五十肩
佐和山城の一室。
朝日が昇る前に目が覚めた島左近は、起き上がろうとして異様に身体が重いことに気がついた。
視線を落とすと、筋肉質な長い腕が腹の上に思いきり乗っていた。ついでに無駄に長い足もこちらの下半身を征服せんばかりに乗っかっている。
腕と足の所有者をちらりと見遣ると、未だ隣ですやすやと幸せそうな顔で眠りこけていた。
別段起こしても構わないため、ぞんざいに相手の腕をどかして一糸纏わぬ己の身体を足の下から引っ張り出す。
行燈の火は消えており室内は薄暗いが、身支度を整える分には不自由はない。
昨夜まで着ていた着物はしわだらけになっている。行李から新しいものを取り出し、片腕を通した、そのとき。
「ッい…!?」
なんの前触れもなく、右肩に雷が落ちたかのような激痛が走った。
咄嗟に着物を取り落とし、左手で右肩を押さえて膝をつく。
…な、何が起きた?
捻った…にしては、痛みが強すぎる。
自身に起きた事態が理解できず、恐る恐る右腕を上げてみる。少し上げただけで、再び雷が落ちた。
「うぐぅ!」
「え…?……なに、島殿、呼んだ?」
堪らず蹲ると、寝ていた柳生宗矩が異変を察したのか目を覚ました。
寝ぼけ眼というか、目すら開けずに手をばしばしと布団に這わせて恐らくこちらを探している。しばらくそうしていたが、目当ての身体が探り当てられなかったからか、漸く重い瞼を押し上げて目を開けた。
「……え。何してんの」
「……」
頭だけを持ち上げて、部屋の片隅で丸くなっている素っ裸の左近を見つけるなり、引き気味の声音で訊ねてくる宗矩。
左近は、冗談ではなく動くことができなかった。
肩から激しい疼痛が突き抜けてくるようだ。
なんなんだこれは。刀傷や矢傷とはまた違った痛みだ。足を吊ったときのような、対処のしようがないあの痛みに似ている気がするが、その比ではない。泣きそうだ。

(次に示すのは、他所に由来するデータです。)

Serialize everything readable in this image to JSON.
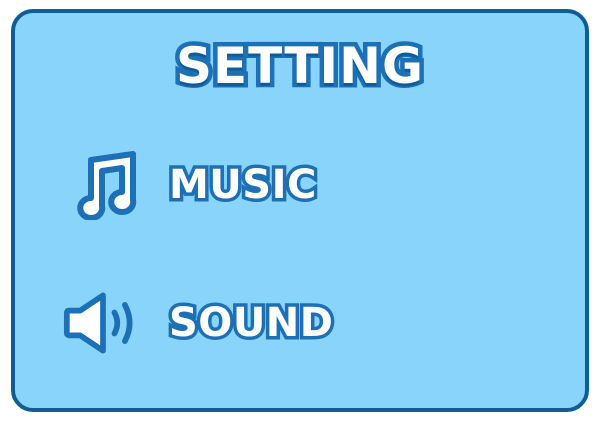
{
  "settings_panel": {
    "title": "SETTING",
    "options": [
      {
        "label": "MUSIC",
        "icon": "music-note-icon"
      },
      {
        "label": "SOUND",
        "icon": "speaker-icon"
      }
    ]
  },
  "colors": {
    "panel_fill": "#88d4fb",
    "panel_border": "#0e5d96",
    "text_fill": "#ffffff",
    "text_outline": "#1d6fb6"
  }
}
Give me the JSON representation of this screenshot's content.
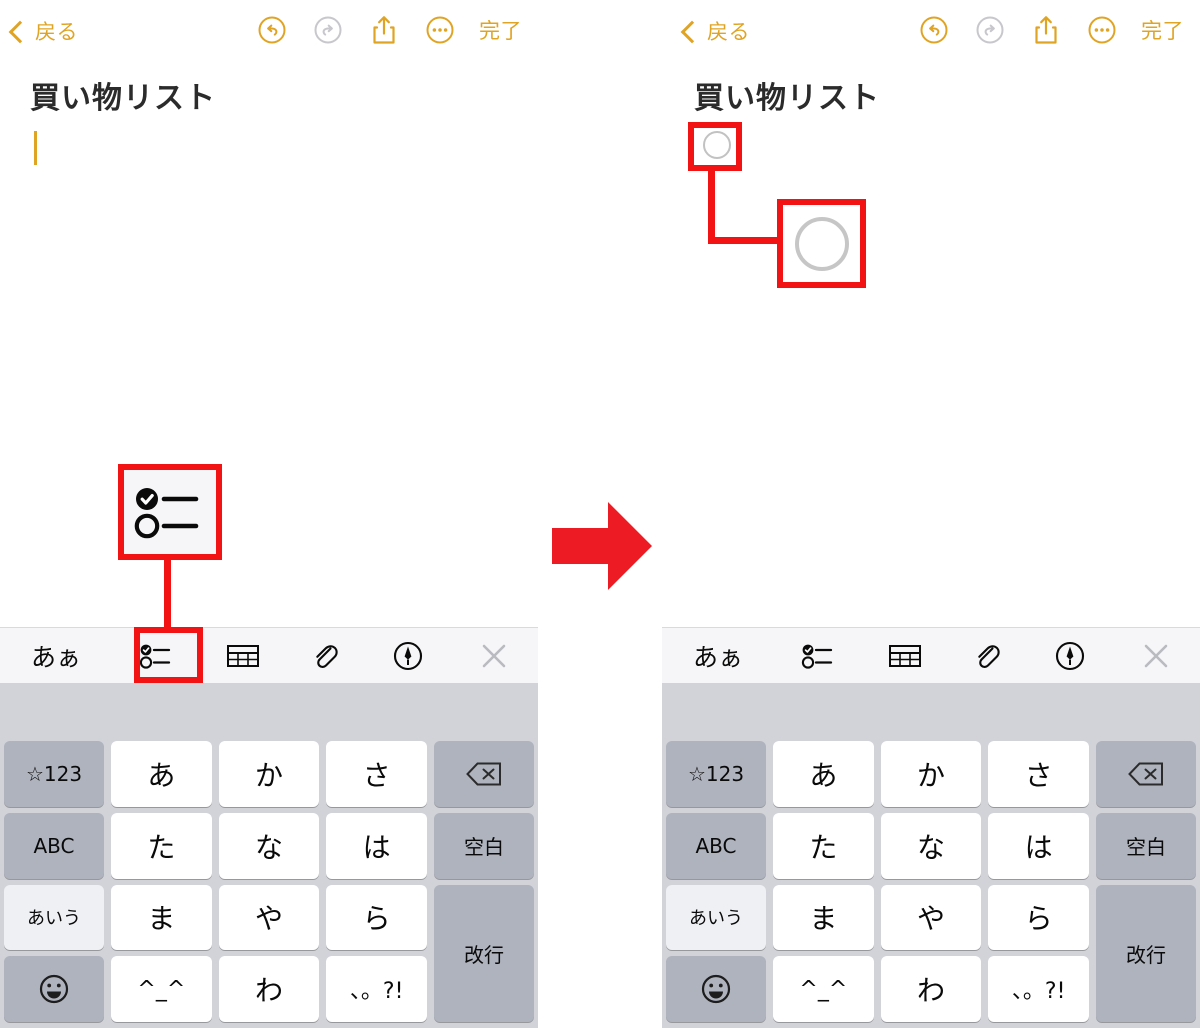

微動だにしないこちらを不審そうに観察しながら、宗矩が四つん這いで距離を詰めてくる。
「…ちょっと島殿。なに、どうしたの」
「……」
「腰やっちゃった?夕べは一回しかしてないけど、痛むのかい?」
「…柳生さん」
「うん」
こちらの様子がおかしいことに漸く気づき、宗矩は眠気から覚醒した。
左近は右肩を押さえたままのろのろと顔を上げ、心配そうな色を浮かべる細い垂れ目を見上げる。
「肩が…まずいです」
「肩?痛いの?」
「ええ。びっくりするぐらい」
額に冷や汗を浮かべて、眉間にはくっきり皺が刻まれている。
真剣そのものの左近に、宗矩はとりあえず肩から着物をかけてやってから訊ねた。
「夕べは?」
「えっと…さっきまでなんともなかったんですが、着替えようとしたら…ビキッと…」
「寝相が原因でもないのか…。捻っただけにしてはツラそうだねェ。座れるかい?」
どうにか身体を起こして正座をしてみると、疼痛は変わらずあるものの特に問題なく座位は保持できていた。どうやら右肩を上げるという動作が激痛を呼ぶらしい。

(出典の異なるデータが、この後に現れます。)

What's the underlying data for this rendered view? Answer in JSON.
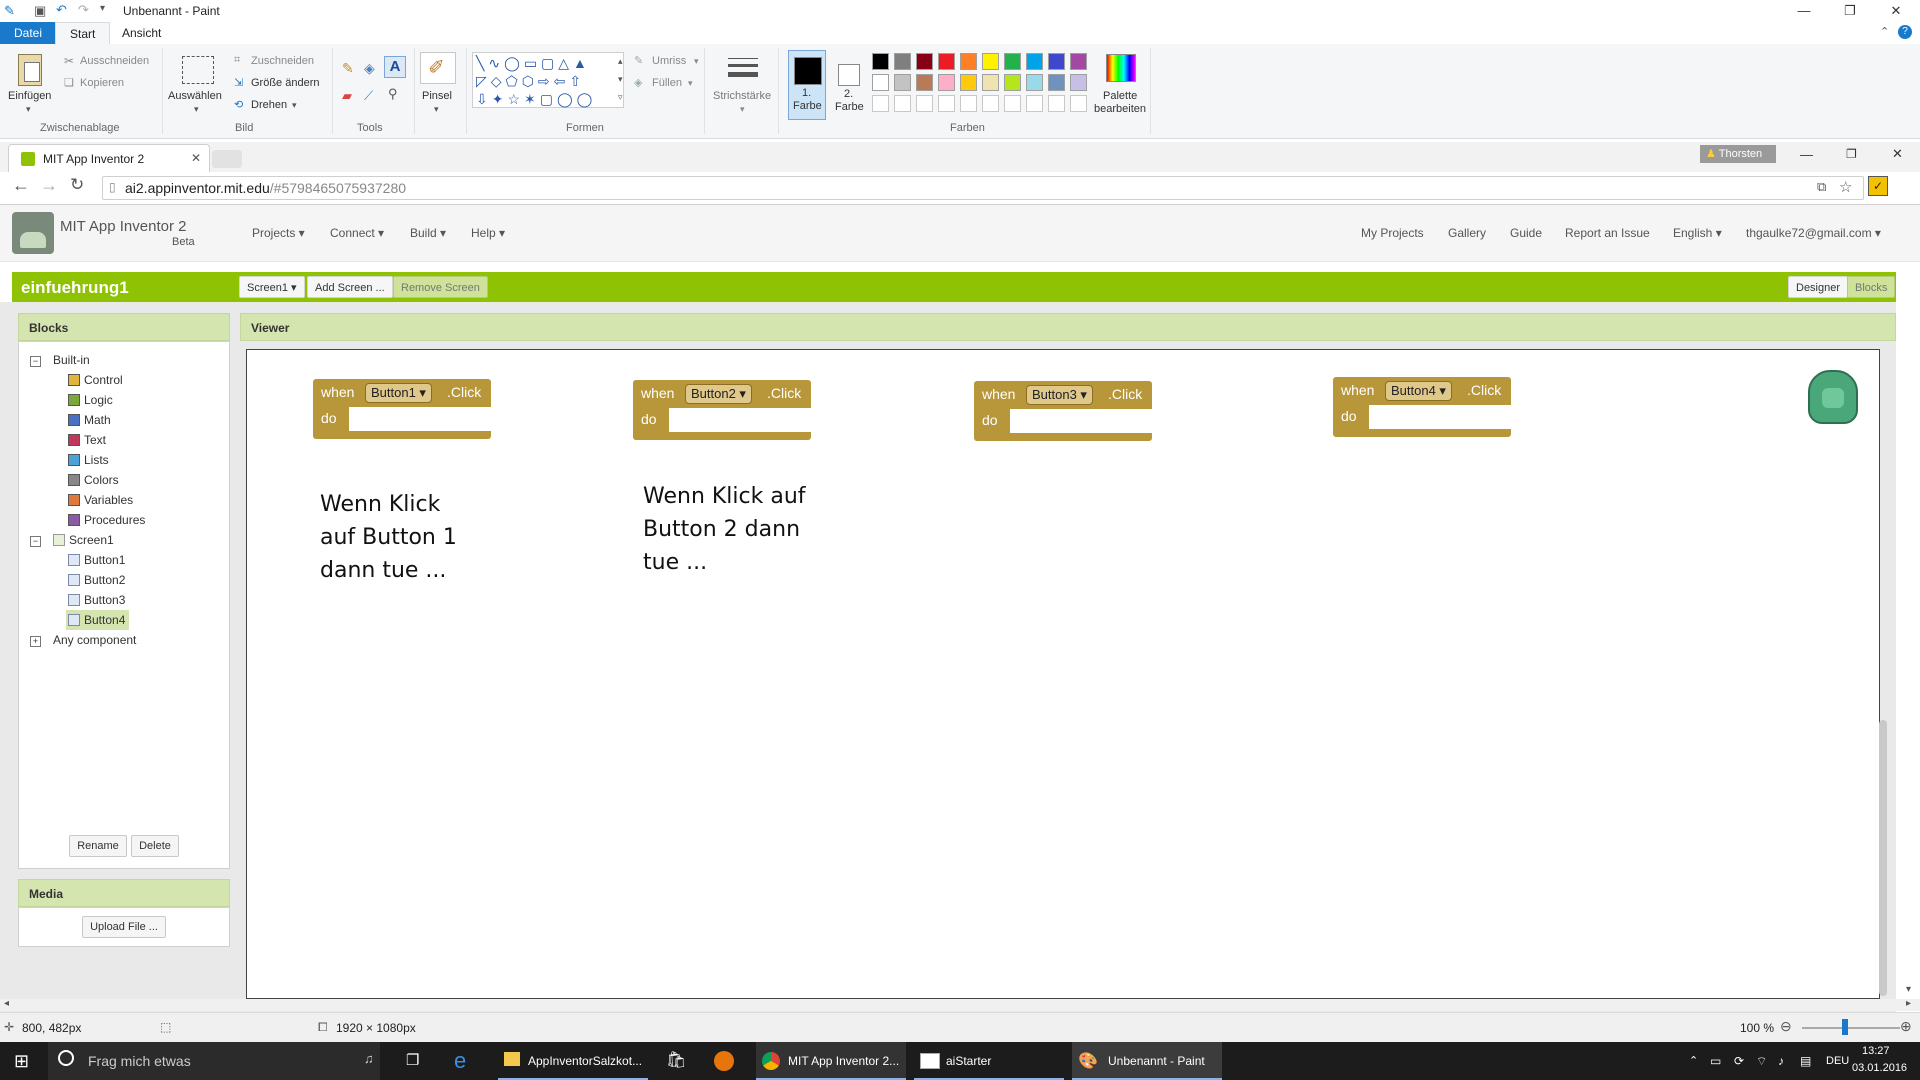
{
  "paint": {
    "window_title": "Unbenannt - Paint",
    "tabs": [
      "Datei",
      "Start",
      "Ansicht"
    ],
    "clipboard": {
      "paste": "Einfügen",
      "cut": "Ausschneiden",
      "copy": "Kopieren",
      "group": "Zwischenablage"
    },
    "image": {
      "select": "Auswählen",
      "crop": "Zuschneiden",
      "resize": "Größe ändern",
      "rotate": "Drehen",
      "group": "Bild"
    },
    "tools": {
      "group": "Tools",
      "brush": "Pinsel"
    },
    "shapes": {
      "outline": "Umriss",
      "fill": "Füllen",
      "group": "Formen"
    },
    "stroke": {
      "label": "Strichstärke"
    },
    "colors": {
      "color1_line1": "1.",
      "color1_line2": "Farbe",
      "color2_line1": "2.",
      "color2_line2": "Farbe",
      "group": "Farben",
      "edit_line1": "Palette",
      "edit_line2": "bearbeiten",
      "palette_row1": [
        "#000000",
        "#7f7f7f",
        "#880015",
        "#ed1c24",
        "#ff7f27",
        "#fff200",
        "#22b14c",
        "#00a2e8",
        "#3f48cc",
        "#a349a4"
      ],
      "palette_row2": [
        "#ffffff",
        "#c3c3c3",
        "#b97a57",
        "#ffaec9",
        "#ffc90e",
        "#efe4b0",
        "#b5e61d",
        "#99d9ea",
        "#7092be",
        "#c8bfe7"
      ]
    },
    "status": {
      "cursor": "800, 482px",
      "size": "1920 × 1080px",
      "zoom": "100 %"
    }
  },
  "browser": {
    "tab_title": "MIT App Inventor 2",
    "profile": "Thorsten",
    "url_host": "ai2.appinventor.mit.edu",
    "url_rest": "/#5798465075937280"
  },
  "appinventor": {
    "title": "MIT App Inventor 2",
    "subtitle": "Beta",
    "menu": [
      "Projects ▾",
      "Connect ▾",
      "Build ▾",
      "Help ▾"
    ],
    "right_menu": [
      "My Projects",
      "Gallery",
      "Guide",
      "Report an Issue",
      "English ▾",
      "thgaulke72@gmail.com ▾"
    ],
    "project_name": "einfuehrung1",
    "screen_dropdown": "Screen1 ▾",
    "add_screen": "Add Screen ...",
    "remove_screen": "Remove Screen",
    "designer": "Designer",
    "blocks_btn": "Blocks",
    "blocks_panel": {
      "header": "Blocks",
      "builtin": "Built-in",
      "builtin_items": [
        {
          "label": "Control",
          "color": "#e0b53a"
        },
        {
          "label": "Logic",
          "color": "#7ca83a"
        },
        {
          "label": "Math",
          "color": "#4a6fc4"
        },
        {
          "label": "Text",
          "color": "#c2365a"
        },
        {
          "label": "Lists",
          "color": "#4aa3d8"
        },
        {
          "label": "Colors",
          "color": "#888888"
        },
        {
          "label": "Variables",
          "color": "#e0783a"
        },
        {
          "label": "Procedures",
          "color": "#8a5aa4"
        }
      ],
      "screen": "Screen1",
      "screen_items": [
        "Button1",
        "Button2",
        "Button3",
        "Button4"
      ],
      "any_component": "Any component",
      "rename": "Rename",
      "delete": "Delete"
    },
    "media": {
      "header": "Media",
      "upload": "Upload File ..."
    },
    "viewer": {
      "header": "Viewer",
      "blocks": [
        {
          "when": "when",
          "component": "Button1 ▾",
          "event": ".Click",
          "do": "do"
        },
        {
          "when": "when",
          "component": "Button2 ▾",
          "event": ".Click",
          "do": "do"
        },
        {
          "when": "when",
          "component": "Button3 ▾",
          "event": ".Click",
          "do": "do"
        },
        {
          "when": "when",
          "component": "Button4 ▾",
          "event": ".Click",
          "do": "do"
        }
      ],
      "notes": [
        "Wenn Klick\nauf Button 1\ndann tue ...",
        "Wenn Klick auf\nButton 2 dann\ntue ..."
      ]
    }
  },
  "taskbar": {
    "search": "Frag mich etwas",
    "apps": [
      "AppInventorSalzkot...",
      "MIT App Inventor 2...",
      "aiStarter",
      "Unbenannt - Paint"
    ],
    "lang": "DEU",
    "time": "13:27",
    "date": "03.01.2016"
  }
}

それを伝えると、宗矩は顎を扱いてから立ち上がった。当然彼も素っ裸だ。
「こういうのって冷やさないほうがいいのかなァ。あっためる?」
「…まず何か着てくれません?」
ちょうど目線の高さに揺れる逸物から、引き攣り笑いをもって顔を逸らすとああそうだったなどと嘯きつつ、宗矩が衣服を纏っていく。
これまで揃って全裸で真剣な顔をして座り込んでいたという状況に、じわじわと笑いが込み上げてくるが今はそれどころではない。下手に肩を揺らしてしまえば、きっとまた雷が落ちる。
「うーん、島殿も流石にその格好じゃあねェ…」
「……」
確かに。
こんなことになるなら褌くらいつけてから着物に腕を通せばよかった。いや、いつもなら先に褌だ。何故今日に限って後回しにしてしまったのか…
これぞまさに後悔先に立たず。あとの祭である。